I’d been feeling very sorry for myself. Almost as soon as we got to Kolkata, I got sick, possibly from making an egg-in-a-basket that didn’t cook right through. But after 3 days I got better – not so bad. Each previous trip has been the same – sick for 3 to 5 days, then done. I can take it.
After packing up the show in Kolkata, we flew to Delhi to install it there. Within days I got “that feeling” again – not a good sign. At the opening, in a fine silk kurta, chatting to people, I had to frequently excuse myself to run to the bathroom. By the end of the week I was in hospital, with several tubes implanted in my arms, pumping saline, antibiotics, antibacterials, anti-nausea, antidiarrheals.
Needless to say I was quite sick and even more miserable. Why does this always happen to me when I come here, to this magical country? Is India telling me I don’t belong so give it up? All I wanted to do was go home. I had already lost 20 pounds and since I was unable to hold anything down, was losing even more. My doctors kept ordering blood test after blood test, each time coming up with nothing specific. I sunk into deep despair. There seemed to be no resolution.
I had a lot of time to think, to shed tears, to feel sorry for myself. I thought a lot about my friends who were in far worse shape: a nonagenarian, who was coping with the aftermath of hip surgery; a friend who was making baby steps towards recovery after paralysis; another who was adjusting to a new life without a colon; yet another who was heading into a 5th round of experimental chemo. All of these people had such great humor and strength and willfulness, which I seemed to lack.
Then there was the man on the other side of the curtain. He had been coming to the hospital since August, every month for 4 days of chemo. It was very evident that he had lost a lot of weight. His skin was pasty, his voice hoarse, he did not have much hair. He always cheerfully greeted me as I passed his bed, heading to our shared bathroom. He always inquired about my health. What right did I have to feel so sorry for myself, to be so miserable, when my situation was temporary and his so permanent and devastating? I had such trouble getting beyond the “temporary” – everything seemed to catapult into the “forever.”
When I was 20 years old I spent a winter in Switzerland, not really attending the University of Lausanne, skiing mostly. Very early in the season, I made a turn, hit a rock and fell 150 meters down the slope, on my back. I thought I was going to die – I actually saw my life rush past me. I thought, this is crazy, I’m 20, I’m too young to die. Eventually I was able to dig in my heels and come to a stop.
A couple of months later I was sitting on a bar stool, turned around and froze, unable to move, in horrid pain. This was the beginning of a lifetime of struggle with my sciatic nerve. One day, while in the physiotherapy waiting room, I started up a conversation with the man in the next chair. He had one leg and started telling me about how relieved he was to be rid of it. I was horrified! I was a skier, young and strong – the thought of losing a leg was anathema. He told me about years of excruciating pain. But now it’s over. He was happy.

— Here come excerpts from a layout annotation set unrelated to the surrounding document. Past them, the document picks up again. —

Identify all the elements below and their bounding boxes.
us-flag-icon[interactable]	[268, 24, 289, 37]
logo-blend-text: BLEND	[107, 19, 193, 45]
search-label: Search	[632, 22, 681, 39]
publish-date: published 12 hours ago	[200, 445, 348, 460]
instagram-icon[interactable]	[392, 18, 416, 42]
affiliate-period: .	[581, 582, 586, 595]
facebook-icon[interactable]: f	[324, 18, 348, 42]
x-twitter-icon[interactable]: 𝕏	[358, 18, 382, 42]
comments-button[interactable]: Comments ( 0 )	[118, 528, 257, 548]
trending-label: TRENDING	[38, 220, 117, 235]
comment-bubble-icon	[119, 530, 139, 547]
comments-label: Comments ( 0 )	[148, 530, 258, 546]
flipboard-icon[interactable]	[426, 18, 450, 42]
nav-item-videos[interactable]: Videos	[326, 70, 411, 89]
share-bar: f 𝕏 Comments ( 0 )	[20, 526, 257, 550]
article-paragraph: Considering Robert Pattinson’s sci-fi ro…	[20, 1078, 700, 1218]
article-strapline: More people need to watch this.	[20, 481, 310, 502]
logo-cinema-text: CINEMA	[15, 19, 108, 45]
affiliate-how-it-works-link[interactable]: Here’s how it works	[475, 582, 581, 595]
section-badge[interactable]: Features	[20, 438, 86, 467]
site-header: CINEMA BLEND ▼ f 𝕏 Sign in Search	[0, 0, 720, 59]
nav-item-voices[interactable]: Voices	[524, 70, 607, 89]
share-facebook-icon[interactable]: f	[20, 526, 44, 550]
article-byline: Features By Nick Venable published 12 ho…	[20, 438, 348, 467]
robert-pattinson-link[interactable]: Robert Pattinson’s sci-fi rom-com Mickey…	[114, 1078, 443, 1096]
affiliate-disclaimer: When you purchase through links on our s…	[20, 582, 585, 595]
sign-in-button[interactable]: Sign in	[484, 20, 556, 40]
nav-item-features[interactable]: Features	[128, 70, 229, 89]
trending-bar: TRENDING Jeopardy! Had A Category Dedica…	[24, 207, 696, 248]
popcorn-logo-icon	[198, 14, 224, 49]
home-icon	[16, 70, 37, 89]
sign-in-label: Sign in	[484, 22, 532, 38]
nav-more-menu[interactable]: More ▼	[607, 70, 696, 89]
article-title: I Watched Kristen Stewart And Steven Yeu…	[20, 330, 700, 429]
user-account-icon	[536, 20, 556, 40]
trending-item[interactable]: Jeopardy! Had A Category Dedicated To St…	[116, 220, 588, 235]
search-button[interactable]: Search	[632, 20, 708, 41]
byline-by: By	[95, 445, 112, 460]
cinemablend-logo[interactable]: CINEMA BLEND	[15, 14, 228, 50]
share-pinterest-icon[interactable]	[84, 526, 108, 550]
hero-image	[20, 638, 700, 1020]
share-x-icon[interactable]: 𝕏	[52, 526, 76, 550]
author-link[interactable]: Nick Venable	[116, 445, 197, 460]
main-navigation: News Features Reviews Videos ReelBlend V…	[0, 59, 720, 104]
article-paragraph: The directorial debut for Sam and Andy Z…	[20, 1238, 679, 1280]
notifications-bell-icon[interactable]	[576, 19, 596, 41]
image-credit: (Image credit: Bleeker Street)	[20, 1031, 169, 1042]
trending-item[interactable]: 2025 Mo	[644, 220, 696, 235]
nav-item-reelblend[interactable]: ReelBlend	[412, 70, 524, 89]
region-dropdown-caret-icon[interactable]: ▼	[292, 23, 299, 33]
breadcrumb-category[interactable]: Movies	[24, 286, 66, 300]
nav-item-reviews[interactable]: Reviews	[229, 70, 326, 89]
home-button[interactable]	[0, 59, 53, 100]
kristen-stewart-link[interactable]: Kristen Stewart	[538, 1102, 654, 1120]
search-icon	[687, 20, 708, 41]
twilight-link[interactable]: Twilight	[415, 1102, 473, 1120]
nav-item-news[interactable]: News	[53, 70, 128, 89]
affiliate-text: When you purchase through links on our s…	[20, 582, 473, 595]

I thought how lucky I was to have both of my legs – I’ll get through this somehow.
I thought about this one-legged man from Lausanne, about my brave, struggling friends back home, about the man on the other side of the curtain. I thought about my remarkable children who called all the time to cheer me up, about all my friends and extended Indian family who called to encourage me, to say, “come home, we will take care of you.” I thought about how fortunate I was to be in a clean, semi-private room in one of the best
hospitals in Delhi. I thought about the thousands of people in Delhi, in Kolkata, in Mumbai, who live on the street, who have no access to this care. I thought about how blessed I was to have a husband who would pull me out of depression and make me look at what I had in front of me, to make me understand that the “forever” is not forever.
My despair in the hospital was rooted in many things – my natural inclination to catapult, but more importantly, I just wasn’t sure how many more trips I’d be able to make to India, or how long I could stay there. I feel so alive here. I am able to think, to photograph, to create. We’ve made wonderful life-long friends here. Will all this now be in the past?
When Max was in Senegal, he also got very sick. It took him a long while to get healthy again. For a while we thought he might have a parasite. He nicknamed him Wally. He drew a little caricature of Wally on a piece of paper – a wormy creature with a smile. Emma captioned it: “He has Max’s eyes.” We have it pined up in the kitchen. Wally became a “thing” in our family whenever anyone of us got a gastro ailment.
So now I had an Uber-Wally, that just wouldn’t let go. After 4 days in hospital, they released me with no clear diagnosis other than severe gastro-intestinitis. I had many recurrences of “loose motions” (diarrhea), a forever present nausea, a revulsion to food, and extreme fatigue.
It took over 2 months to expel “Wally” completely. I hope to never see him again.